- Born: Mohammad Valibhai Mankad 13 February 1928 Paliyad, Botad, Gujarat, India
- Died: 5 November 2022 (aged 94)
- Education: Bachelor of Arts
- Occupations: Novelist, story writer, columnist, translator and children's author
- Writing career
- Language: Gujarati
- Notable work: Kaleidoscope (column)
- Notable awards: Ranjitram Suvarna Chandrak (2007); Sahitya Gaurav Puraskar (2018);

Signature

= Mohammad Mankad =

Indian novelist (1928–2022)

Mohammad Valibhai Mankad (13 February 1928 – 5 November 2022) was an Indian Gujarati language novelist, story writer, columnist, translator and children's author.

==Biography==
Mohammad Valibhai Mankad was born on 13 February 1928 at Paliyad village of Bhavnagar district, Gujarat, India. He studied for a B. A. and worked as a teacher in highschool at Botad. Later he settled at Surendranagar and took freelance writing. He served as the first chairman of Gujarat Sahitya Akademi from 1982 to 1984. He was a member of Gujarat Public Service Commission from 1984 to 1990. He was also a member of Senate of Gujarat University. He died at Gandhinagar on 5 November 2022, at the age of 94.

==Works==
Mankad wrote column titled Kaleidoscope in Sandesh for several years.

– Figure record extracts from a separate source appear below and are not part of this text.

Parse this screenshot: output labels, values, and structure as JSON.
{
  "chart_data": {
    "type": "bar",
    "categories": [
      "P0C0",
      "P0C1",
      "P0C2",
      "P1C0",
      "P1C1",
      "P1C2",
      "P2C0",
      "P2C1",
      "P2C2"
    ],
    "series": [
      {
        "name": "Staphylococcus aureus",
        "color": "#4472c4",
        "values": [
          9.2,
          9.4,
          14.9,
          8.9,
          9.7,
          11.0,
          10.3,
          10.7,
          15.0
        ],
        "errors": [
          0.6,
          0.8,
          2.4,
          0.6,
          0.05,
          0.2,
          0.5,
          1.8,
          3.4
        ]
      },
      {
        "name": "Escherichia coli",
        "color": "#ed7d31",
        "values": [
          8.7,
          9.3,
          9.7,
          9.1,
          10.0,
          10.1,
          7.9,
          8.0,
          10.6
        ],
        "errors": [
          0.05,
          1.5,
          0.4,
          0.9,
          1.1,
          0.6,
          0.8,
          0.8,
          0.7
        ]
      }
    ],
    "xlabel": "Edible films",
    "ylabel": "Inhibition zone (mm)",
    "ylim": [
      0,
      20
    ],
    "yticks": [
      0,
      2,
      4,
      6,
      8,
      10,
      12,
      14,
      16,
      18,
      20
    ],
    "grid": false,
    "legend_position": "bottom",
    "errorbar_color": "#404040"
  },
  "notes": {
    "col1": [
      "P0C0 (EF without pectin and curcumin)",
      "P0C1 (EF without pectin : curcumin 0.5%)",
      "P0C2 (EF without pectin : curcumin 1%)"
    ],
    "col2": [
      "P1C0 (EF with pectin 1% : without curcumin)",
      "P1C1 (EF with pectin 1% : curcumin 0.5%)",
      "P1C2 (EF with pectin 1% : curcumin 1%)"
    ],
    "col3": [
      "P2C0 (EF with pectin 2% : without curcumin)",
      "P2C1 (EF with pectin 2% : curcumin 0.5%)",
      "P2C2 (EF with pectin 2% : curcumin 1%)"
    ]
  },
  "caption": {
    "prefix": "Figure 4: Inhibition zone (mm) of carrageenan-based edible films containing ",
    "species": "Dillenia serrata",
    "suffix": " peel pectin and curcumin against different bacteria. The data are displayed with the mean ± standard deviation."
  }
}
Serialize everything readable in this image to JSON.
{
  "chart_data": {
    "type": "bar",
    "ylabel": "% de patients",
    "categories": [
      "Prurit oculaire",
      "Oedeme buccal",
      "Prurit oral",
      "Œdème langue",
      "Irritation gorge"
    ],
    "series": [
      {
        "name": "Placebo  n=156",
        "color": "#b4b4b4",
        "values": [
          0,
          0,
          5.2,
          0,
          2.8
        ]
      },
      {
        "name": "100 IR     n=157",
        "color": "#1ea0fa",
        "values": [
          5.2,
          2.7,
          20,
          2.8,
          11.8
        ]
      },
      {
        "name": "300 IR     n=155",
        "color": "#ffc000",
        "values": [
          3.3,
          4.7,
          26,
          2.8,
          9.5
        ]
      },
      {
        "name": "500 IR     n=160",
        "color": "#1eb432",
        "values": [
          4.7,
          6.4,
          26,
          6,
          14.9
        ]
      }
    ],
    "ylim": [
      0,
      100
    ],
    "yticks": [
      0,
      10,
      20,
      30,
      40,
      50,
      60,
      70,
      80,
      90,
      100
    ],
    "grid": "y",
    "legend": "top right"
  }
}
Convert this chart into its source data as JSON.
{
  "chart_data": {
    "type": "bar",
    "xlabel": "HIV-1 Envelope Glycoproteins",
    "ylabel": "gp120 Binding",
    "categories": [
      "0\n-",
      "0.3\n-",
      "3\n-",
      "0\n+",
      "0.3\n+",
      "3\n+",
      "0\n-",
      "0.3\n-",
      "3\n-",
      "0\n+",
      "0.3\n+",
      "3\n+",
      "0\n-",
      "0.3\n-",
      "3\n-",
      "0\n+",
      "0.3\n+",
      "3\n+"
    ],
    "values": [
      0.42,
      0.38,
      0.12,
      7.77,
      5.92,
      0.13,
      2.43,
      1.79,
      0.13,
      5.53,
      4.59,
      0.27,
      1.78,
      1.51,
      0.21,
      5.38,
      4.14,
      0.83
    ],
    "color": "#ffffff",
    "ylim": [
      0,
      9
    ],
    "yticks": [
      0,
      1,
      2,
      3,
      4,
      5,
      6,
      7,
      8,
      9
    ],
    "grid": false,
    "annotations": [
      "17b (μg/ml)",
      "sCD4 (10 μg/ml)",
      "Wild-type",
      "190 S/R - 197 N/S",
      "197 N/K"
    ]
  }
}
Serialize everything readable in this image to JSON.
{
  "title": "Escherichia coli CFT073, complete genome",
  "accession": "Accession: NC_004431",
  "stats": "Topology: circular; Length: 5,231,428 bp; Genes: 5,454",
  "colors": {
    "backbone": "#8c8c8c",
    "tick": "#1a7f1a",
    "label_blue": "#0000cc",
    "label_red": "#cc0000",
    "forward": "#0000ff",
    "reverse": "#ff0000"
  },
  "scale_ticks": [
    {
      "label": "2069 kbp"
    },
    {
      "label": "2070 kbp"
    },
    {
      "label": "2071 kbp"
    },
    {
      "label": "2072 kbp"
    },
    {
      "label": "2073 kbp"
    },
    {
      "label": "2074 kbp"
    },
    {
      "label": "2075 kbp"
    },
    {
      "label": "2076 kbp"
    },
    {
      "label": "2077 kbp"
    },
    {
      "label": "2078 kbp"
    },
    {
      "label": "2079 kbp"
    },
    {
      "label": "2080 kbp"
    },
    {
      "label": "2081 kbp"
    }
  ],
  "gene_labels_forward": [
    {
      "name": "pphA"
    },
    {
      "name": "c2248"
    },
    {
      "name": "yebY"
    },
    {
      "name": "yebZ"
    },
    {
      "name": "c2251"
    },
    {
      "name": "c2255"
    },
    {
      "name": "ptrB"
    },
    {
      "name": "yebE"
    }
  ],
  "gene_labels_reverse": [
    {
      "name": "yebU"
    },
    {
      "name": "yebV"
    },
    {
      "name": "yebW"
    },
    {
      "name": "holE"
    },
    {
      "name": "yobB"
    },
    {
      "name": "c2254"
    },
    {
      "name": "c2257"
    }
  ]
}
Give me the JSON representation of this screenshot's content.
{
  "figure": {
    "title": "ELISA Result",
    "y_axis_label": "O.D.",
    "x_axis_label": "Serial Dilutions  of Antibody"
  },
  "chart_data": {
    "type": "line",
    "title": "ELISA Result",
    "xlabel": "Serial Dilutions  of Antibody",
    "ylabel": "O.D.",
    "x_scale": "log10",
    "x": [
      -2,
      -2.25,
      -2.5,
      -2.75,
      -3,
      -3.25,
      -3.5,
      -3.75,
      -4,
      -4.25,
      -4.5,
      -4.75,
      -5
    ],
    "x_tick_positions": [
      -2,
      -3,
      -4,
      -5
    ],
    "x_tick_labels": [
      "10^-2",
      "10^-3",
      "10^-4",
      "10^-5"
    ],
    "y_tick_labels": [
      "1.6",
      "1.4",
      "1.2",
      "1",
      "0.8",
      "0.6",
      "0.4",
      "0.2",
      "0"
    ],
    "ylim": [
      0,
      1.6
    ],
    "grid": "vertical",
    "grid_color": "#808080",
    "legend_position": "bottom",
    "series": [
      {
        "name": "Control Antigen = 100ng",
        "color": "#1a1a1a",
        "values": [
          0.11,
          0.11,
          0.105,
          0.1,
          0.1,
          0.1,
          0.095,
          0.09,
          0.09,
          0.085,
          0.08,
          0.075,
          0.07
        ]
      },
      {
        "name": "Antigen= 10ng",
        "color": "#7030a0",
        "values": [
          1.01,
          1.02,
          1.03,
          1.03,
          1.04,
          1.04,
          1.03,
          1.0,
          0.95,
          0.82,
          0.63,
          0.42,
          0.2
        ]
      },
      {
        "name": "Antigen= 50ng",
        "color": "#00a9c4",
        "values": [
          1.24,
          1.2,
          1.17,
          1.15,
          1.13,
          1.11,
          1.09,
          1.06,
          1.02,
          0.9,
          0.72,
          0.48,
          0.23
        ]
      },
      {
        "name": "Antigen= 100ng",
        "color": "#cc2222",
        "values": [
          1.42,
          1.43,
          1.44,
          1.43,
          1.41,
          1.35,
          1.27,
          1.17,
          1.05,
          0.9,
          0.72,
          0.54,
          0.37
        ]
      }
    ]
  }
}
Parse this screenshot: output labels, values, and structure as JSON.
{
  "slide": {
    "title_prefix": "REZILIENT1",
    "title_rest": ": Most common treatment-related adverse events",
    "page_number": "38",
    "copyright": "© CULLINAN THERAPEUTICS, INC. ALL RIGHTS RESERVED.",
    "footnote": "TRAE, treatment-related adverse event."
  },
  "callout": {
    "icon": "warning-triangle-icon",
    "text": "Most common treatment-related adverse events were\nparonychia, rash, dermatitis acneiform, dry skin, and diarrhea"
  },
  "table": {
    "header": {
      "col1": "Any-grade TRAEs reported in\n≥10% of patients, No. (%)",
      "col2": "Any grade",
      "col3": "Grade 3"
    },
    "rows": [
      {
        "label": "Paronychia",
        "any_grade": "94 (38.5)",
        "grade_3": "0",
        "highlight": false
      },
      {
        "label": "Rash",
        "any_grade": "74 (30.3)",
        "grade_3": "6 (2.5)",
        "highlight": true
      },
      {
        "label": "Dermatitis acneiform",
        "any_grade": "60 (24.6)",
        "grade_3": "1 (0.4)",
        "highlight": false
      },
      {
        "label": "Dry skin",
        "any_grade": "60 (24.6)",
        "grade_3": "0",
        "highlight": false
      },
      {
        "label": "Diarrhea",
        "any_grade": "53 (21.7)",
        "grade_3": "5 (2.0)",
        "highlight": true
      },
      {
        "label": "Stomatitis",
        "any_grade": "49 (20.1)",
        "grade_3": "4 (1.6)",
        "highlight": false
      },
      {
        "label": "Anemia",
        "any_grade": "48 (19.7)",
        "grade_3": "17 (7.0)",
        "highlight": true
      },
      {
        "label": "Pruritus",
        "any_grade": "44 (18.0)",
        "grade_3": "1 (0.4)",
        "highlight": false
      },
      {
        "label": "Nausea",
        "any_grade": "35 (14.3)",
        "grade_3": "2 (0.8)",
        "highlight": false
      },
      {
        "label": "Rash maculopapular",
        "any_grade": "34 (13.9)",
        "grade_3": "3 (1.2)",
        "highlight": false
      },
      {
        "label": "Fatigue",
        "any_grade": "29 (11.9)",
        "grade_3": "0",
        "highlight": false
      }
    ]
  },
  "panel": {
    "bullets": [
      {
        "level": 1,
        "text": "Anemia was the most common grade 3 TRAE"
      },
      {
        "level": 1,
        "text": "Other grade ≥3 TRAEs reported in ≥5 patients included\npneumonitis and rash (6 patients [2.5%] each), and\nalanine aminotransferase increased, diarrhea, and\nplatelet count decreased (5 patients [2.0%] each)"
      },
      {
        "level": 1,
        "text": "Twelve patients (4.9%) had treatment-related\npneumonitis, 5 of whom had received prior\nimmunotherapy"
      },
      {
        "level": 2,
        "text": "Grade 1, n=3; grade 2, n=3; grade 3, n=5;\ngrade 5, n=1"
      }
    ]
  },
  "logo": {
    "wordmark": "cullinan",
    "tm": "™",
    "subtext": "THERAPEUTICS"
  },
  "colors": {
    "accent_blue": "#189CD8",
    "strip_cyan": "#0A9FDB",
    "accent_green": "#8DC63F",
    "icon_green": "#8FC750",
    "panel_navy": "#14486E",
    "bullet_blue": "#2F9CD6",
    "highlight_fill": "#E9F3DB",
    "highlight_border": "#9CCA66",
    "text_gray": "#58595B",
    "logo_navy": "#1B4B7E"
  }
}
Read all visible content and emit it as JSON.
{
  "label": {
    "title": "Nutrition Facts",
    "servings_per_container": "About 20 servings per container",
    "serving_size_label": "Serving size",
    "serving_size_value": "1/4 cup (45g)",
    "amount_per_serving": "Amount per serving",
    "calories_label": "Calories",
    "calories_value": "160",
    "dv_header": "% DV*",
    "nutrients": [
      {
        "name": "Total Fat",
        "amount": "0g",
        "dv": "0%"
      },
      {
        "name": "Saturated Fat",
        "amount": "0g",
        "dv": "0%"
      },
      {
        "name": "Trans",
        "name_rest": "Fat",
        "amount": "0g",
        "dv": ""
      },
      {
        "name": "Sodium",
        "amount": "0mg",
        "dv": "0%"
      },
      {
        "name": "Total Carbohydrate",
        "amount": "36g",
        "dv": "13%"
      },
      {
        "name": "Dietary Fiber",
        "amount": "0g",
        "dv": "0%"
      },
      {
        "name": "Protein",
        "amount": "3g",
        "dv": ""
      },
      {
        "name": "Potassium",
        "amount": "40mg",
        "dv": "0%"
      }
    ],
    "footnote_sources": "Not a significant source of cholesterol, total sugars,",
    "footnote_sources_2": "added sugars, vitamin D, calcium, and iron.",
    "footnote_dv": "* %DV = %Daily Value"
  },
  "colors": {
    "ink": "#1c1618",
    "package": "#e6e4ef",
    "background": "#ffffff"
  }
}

Mankad wrote twenty novels including Kayar (1956), Dhummas (1965), Ajanya Be Jan (1968), Grahanratri, Morpichchhna Rang, Vanchita, Manorama, Velana Vadhhu Tan, Matini Chadar, Heerni Ganth, Ek Pag Umbar Bahar, Raatvaaso, Khel, Dantkatha, Mandarvriksh Niche, two parts of Bandha Nagar (1986, 1987), Zankhana (1987), Anuttar (1988), Ashwa Dod (1993). His novel Velana Vadhhu Tan deals with the mental agony of a boy who incidentally finds letters written by his deceased mother to her lover, and who discovers that he is an illegitimate child. It focuses on unconscious and subconscious mind of protagonist. His novel Dhummas is based on existential philosophy. Influenced by psychoanalysis of Freud and Jung, he has employed various techniques in his novels, normally found in stream of consciousness novels.

His short stories collections are Matini Murtio (1952), Man na Marod (1961), Vat Vat Ma (1966), Tap (1974), Zankalna Moti and two parts of Mohammad Mankad ni Vartao (1988).

Aajni Kshan, four parts of Kaleidoscope, Sukh Etle (1984), two parts of Aapne Manaso and Ujaas (1990) are his collections of essays.

Champukathao is two part children's stories.

Mankad translated Mahanagar. He also authored a book on theoretical understanding of time: The other time. The book provides an account of the time felt by the living beings. A theory presented by him, which gets recognition gradually through the years.

==Awards==
Mankad was awarded Ranjitram Suvarna Chandrak for 2007. He received Gujarati Sahitya Parishad award in 1967 and 1992. He also received Gujarat Government Award in 1969, 1971 and 1973. In 2019, Gujarat Sahitya Akademi awarded him the Sahitya Gaurav Puraskar for the year 2018.